DIALOGUE ON THE THAMES

HE sallow man stood near me on the deck, as I gazed on the green shores of the Thames, while in every corner of my soul the nightingales awoke to life. "Land of Freedom!" I cried, "I greet thee! Hail to thee, Freedom, young sun of the renewed world! Those older suns, Love and Faith, are withered and cold, and can no longer light or warm us. The ancient myrtle woods, which were once all too full, are now deserted, and only timid turtledoves nestle amid the soft thickets. The old cathedrals, once piled in towering height by an arrogantly pious race, which fain would force its faith into heaven, are brittle, and their gods have ceased to believe in themselves. Those divinities are

worn out, and our age lacks the imagination to shape new. Every power of the human breast now tends to the love of Liberty, and Liberty is, perhaps, the religion of the modern age. And it is a religion not preached to the rich, but to the poor, and it has in like manner its evangelists, its martyrs, and its Iscariots!"

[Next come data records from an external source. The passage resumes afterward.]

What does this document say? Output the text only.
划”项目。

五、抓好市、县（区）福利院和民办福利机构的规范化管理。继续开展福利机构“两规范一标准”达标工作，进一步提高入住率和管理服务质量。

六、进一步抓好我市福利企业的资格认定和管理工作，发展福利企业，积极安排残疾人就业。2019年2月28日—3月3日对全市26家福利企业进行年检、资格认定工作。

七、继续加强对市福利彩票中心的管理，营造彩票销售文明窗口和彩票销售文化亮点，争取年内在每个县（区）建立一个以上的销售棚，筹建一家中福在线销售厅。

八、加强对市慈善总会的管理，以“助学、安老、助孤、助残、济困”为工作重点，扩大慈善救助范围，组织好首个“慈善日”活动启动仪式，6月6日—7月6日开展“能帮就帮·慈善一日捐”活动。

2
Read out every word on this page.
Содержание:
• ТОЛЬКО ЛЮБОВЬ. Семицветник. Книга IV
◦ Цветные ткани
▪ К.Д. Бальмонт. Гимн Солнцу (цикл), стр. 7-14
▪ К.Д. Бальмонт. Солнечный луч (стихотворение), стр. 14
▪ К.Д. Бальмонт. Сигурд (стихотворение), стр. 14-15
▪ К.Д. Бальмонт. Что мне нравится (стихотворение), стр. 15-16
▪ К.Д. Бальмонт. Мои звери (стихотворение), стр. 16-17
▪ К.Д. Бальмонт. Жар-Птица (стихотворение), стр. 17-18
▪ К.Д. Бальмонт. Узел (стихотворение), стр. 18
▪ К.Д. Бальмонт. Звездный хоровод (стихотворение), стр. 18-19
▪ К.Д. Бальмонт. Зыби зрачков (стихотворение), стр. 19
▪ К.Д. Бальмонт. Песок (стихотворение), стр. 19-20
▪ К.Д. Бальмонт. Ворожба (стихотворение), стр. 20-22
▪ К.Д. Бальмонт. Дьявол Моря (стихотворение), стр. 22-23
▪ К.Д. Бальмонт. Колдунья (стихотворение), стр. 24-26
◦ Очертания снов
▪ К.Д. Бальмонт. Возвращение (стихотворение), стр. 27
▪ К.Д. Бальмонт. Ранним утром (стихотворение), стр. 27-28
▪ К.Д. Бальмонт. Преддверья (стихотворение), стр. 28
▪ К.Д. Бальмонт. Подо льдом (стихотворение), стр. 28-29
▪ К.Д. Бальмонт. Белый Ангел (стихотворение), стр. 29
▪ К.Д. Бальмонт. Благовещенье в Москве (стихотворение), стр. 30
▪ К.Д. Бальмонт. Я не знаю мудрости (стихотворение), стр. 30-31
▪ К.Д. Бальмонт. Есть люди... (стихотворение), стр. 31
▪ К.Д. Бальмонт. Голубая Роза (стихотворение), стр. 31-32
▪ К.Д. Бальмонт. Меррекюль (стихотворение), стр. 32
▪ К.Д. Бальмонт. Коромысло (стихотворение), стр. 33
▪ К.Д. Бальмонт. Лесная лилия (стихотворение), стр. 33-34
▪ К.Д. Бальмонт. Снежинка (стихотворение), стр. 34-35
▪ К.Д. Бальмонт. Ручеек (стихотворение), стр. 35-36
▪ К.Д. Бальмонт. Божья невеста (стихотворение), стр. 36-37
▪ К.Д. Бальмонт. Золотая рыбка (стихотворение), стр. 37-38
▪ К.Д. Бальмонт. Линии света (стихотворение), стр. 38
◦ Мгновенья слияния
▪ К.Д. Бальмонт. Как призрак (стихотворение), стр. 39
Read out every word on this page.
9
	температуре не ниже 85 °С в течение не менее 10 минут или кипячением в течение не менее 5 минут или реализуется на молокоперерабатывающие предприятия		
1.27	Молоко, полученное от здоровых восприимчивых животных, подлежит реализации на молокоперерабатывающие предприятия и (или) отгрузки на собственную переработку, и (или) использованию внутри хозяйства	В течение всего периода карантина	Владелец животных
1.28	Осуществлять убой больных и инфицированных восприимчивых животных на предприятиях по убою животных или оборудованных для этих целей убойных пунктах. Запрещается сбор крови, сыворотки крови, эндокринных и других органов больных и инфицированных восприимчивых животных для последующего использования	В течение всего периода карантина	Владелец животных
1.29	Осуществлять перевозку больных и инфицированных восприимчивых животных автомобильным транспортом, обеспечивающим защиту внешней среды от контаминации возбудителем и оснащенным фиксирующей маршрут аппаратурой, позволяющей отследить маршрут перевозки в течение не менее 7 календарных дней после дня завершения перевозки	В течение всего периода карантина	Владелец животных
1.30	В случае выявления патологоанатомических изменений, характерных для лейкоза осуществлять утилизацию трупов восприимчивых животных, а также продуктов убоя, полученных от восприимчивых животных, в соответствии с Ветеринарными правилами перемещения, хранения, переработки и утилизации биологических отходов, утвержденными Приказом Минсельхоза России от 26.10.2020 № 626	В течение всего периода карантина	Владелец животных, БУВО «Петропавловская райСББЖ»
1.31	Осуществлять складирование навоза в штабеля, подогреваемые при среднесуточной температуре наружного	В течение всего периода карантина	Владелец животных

"Young enthusiast," said the sallow man, "you will not find what you seek. You may be in the right in believing that Liberty is a new religion which will spread itself over all the world. But as every race of old, when it received Christianity, did so according to its requirements and its peculiar character, so, at present, every country adopts from the new religion of liberty only that which is in accordance with its local needs and national character.

"The English are a domestic race, living a limited, peaceable family life, and the Englishman seeks in the circle of those connected with and pertaining to him that easy state of mind which is denied to him through his innate social incapacity. The Englishman is, therefore, contented with that liberty which secures his most personal rights and guards his body, his property, and his conjugal relations, his religion, and even his whims, in the most unconditional manner. No one is freer in his home than an Englishman, and, to use a celebrated expression, he is king and bishop between his four stakes; and there is much truth in the common saying, 'My house is my castle.'

"If the Englishman has the greatest need of personal freedom, the Frenchman, in case of need, can dispense with it, if we only grant him that portion of universal liberty known as equality. The French are not a domestic, but a social race; they are no friends to a silent tête-à-tête, which they call une conversation Anglaise; they run gossiping about from the café to the casino, and from the casino to the salons; their light champagne blood and inborn talent for company drives them to social life, whose first and last principles, yes, whose very soul is equality. The development of the social principle in France necessarily involved that of equality, and if the ground of the Revolution should be sought in the Budget, it is none the less true that its language and tone were drawn from those wits of low degree who lived in the salons of Paris, apparently on a footing of equality with the high nobless, and who were now and then reminded, it may have been by a hardly perceptible, yet not on that account less.